国内最大級のネットオークション一括検索・比較サイトを運営する「オークファン」。同社は2013年4月に東証マザーズへの上場を果たした。
「上場を目指してから実現するまで最低3年はかかる。準備を始めた頃は、政権交代があったり、アベノミクスが来たりといったことは想像もしていませんでした。そう考えれば、タイミングがよかったので、かなりラッキーだった」
そう振り返る武永修一社長はまだ35歳。彼のビジネスの原点は、少年時代にまで遡る。小学生当時、お菓子のおまけの「ビックリマンシール」集めが流行っていた。自分が持っていないシールを同級生同士で交換するのだが、武永氏はその仲立ちをして、手数料代わりにさまざまなシールを受け取っていたという。中学生になると対象はゲームソフトに変わり、小遣いを稼いだ。
京大法学部に進学し、弁護士を志したが、法科大学院への入学資金をためるためにネットオークションで中古のブランド品を売る商売を始め、結局、そのまま起業するに至った。いわゆる「学生起業家」である。
「売上高が億単位になり、2004年に会社を設立。でも、競合がたくさん出てきてすぐに伸び悩んでしまった。そこでブランド品の売買事業を売却し、オークション相場情報を提供するオークファンをスタートしたんです」(武永氏)

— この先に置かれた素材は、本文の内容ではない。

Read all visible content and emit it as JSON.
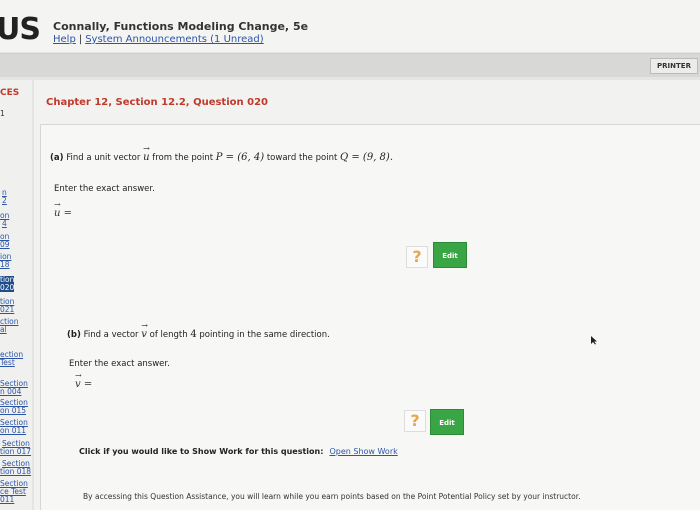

しかし、スタート当初は毎月赤字が続き、事業の売却まで考えていたという。
「オークファンは永遠にお金にならないんじゃないかとまで思いましたよ(苦笑)。でも、インターネット事業は、最初は苦しくても、一度黒字化してしまえば従業員を増やす必要がなくなる。数字が伸びても固定費は増えないので、気がつけば利益が蓄積していた」(武永氏)
インターネットでの売買やリサイクルが一般化するという、時代の変化も追い風になった。上場という成功を収めた武永氏だが、意外にも「学生起業家はあまりおすすめしませんよ」と語る。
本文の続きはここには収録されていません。